OK, I finally had a chance to apply your alternative approach to binary classification to a real dataset, @PranY.
I have a very basic titanic kaggle notebook.
I used a fixed seed to make sure I’m comparing apples to apples:
torch.manual_seed(40)
random.seed(40)
Once the data is ready I run it through 2 different approaches, with only differences in a few arguments listed for each entry as its title:
Approach 1: is_reg=False, is_multi=False, out_sz=2 (crit: nll_loss)
md = ColumnarModelData.from_data_frame(PATH, valid_idx, train_proc_df, y.astype('int64'), cat_flds=cat_vars, bs=32,
is_reg=False, is_multi=False, test_df=test_proc_df)
m = md.get_learner(emb_szs=emb_szs, n_cont=(len(train_proc_df.columns)-len(cat_vars)), emb_drop=0.04, out_sz=2,
szs=[1000,500], drops=[0.001,0.01], y_range=y_range, use_bn=False)
lr = 1e-3
m.fit(lr, 1, metrics=[accuracy, f1, precision, recall])
m.fit(lr, 2, cycle_len=2, cycle_mult=3, metrics=[accuracy, f1, precision, recall])
preds = np.argmax(m.predict(True), axis=1)
Approach 2: is_reg=False, is_multi=True, out_sz=1 (crit: binary_cross_entropy)
y = y.reshape(len(y),1)
md = ColumnarModelData.from_data_frame(PATH, valid_idx, train_proc_df, y.astype(np.float32), cat_flds=cat_vars, bs=32,
is_reg=False, is_multi=True, test_df=test_proc_df)
m = md.get_learner(emb_szs=emb_szs, n_cont=(len(train_proc_df.columns)-len(cat_vars)), emb_drop=0.04, out_sz=1,
szs=[1000,500], drops=[0.001,0.01])
lr = 1e-3
m.fit(lr, 1, metrics=[accuracy_thresh(0.5)])
m.fit(lr, 2, cycle_len=2, cycle_mult=3, metrics=[accuracy_thresh(0.5)])
preds2 = m.predict(True)
preds2 = np.concatenate((preds2>0.5)*1)
I had to comment out in column_data.py
for this to work:
#if is_reg==False: assert out_sz >= 2, "arg is_reg==False (classification) requires out_sz>=2"
Results:
Comparing approaches 1 with 2:
(preds==preds2).mean()
0.9521531100478469
pretty close!
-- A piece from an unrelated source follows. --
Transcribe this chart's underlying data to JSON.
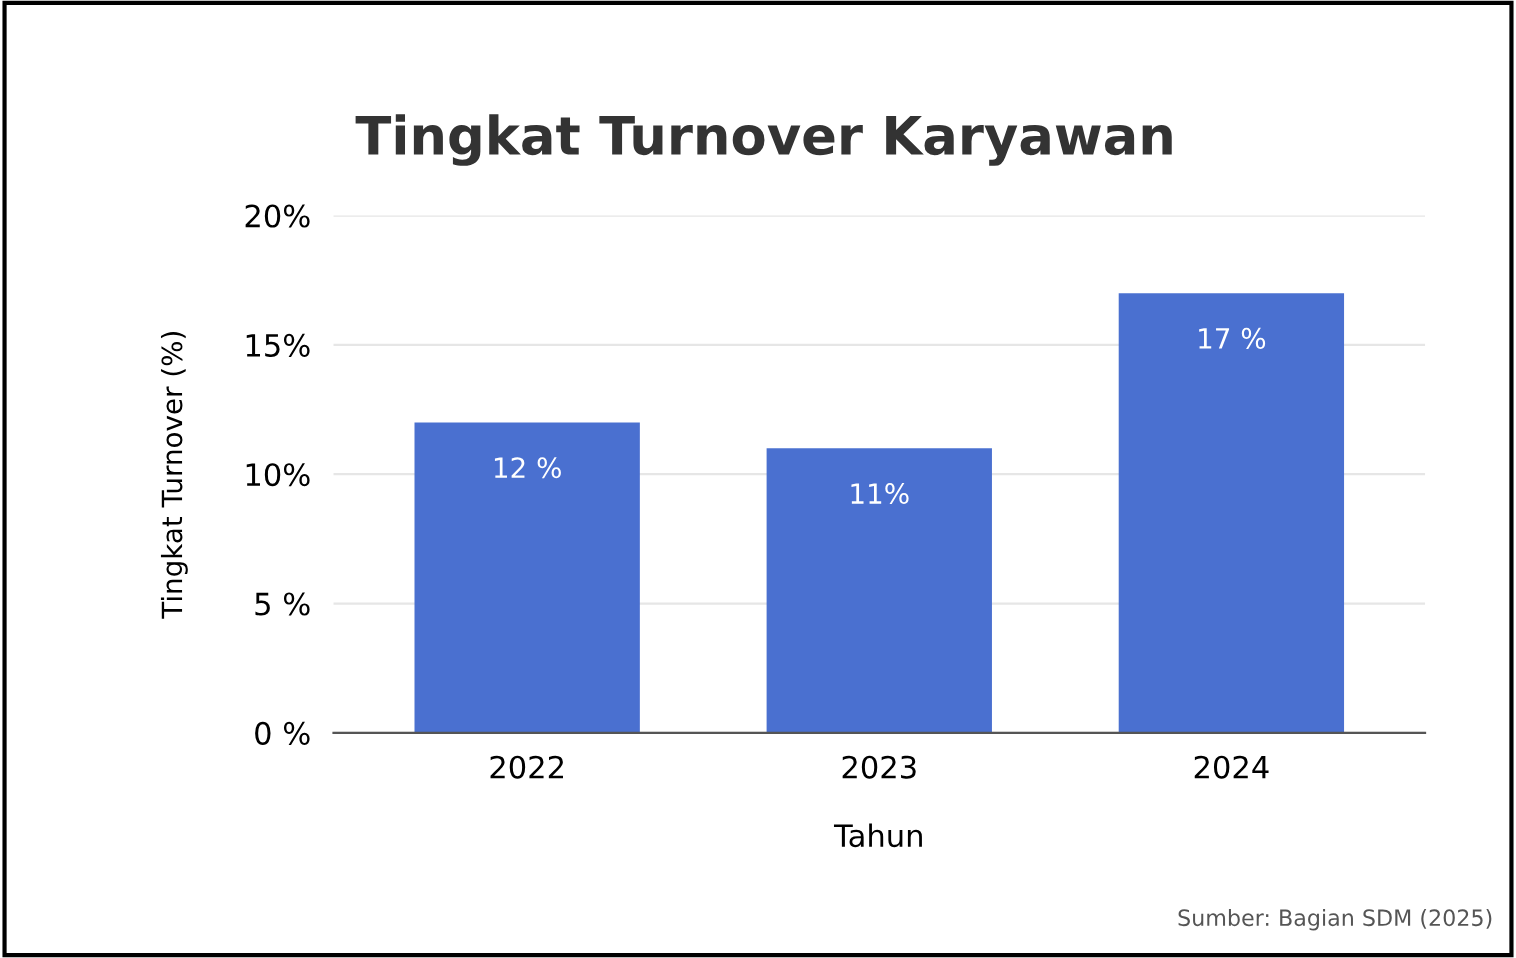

And submitting both to kaggle, surprisingly both received the same score of 0.77511
So to me it looks that your approach works similar to the other method, @PranY.
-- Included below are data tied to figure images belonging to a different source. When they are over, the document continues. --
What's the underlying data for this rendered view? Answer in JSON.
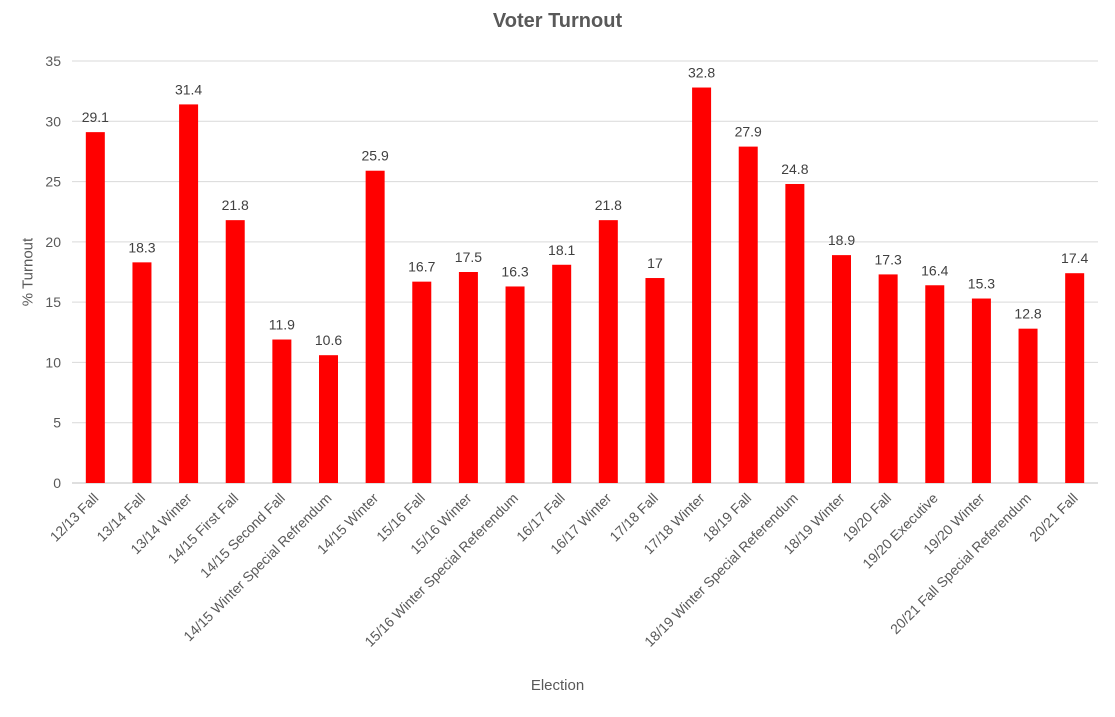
{
  "chart_data": {
    "type": "bar",
    "title": "Voter Turnout",
    "xlabel": "Election",
    "ylabel": "% Turnout",
    "ylim": [
      0,
      35
    ],
    "yticks": [
      0,
      5,
      10,
      15,
      20,
      25,
      30,
      35
    ],
    "grid": true,
    "bar_color": "#ff0000",
    "categories": [
      "12/13 Fall",
      "13/14 Fall",
      "13/14 Winter",
      "14/15 First Fall",
      "14/15 Second Fall",
      "14/15 Winter Special Refrendum",
      "14/15 Winter",
      "15/16 Fall",
      "15/16 Winter",
      "15/16 Winter Special Referendum",
      "16/17 Fall",
      "16/17 Winter",
      "17/18 Fall",
      "17/18 Winter",
      "18/19 Fall",
      "18/19 Winter Special Referendum",
      "18/19 Winter",
      "19/20 Fall",
      "19/20 Executive",
      "19/20 Winter",
      "20/21 Fall Special Referendum",
      "20/21 Fall"
    ],
    "values": [
      29.1,
      18.3,
      31.4,
      21.8,
      11.9,
      10.6,
      25.9,
      16.7,
      17.5,
      16.3,
      18.1,
      21.8,
      17,
      32.8,
      27.9,
      24.8,
      18.9,
      17.3,
      16.4,
      15.3,
      12.8,
      17.4
    ]
  }
}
It’d be a very good idea to try it with another, perhaps much bigger dataset. Anybody has a binary classification notebook with a bigger structured dataset that we can try this on? And ideally where we know the correct predictions.
Also could you please check that my prediction code is correct in the 2nd case?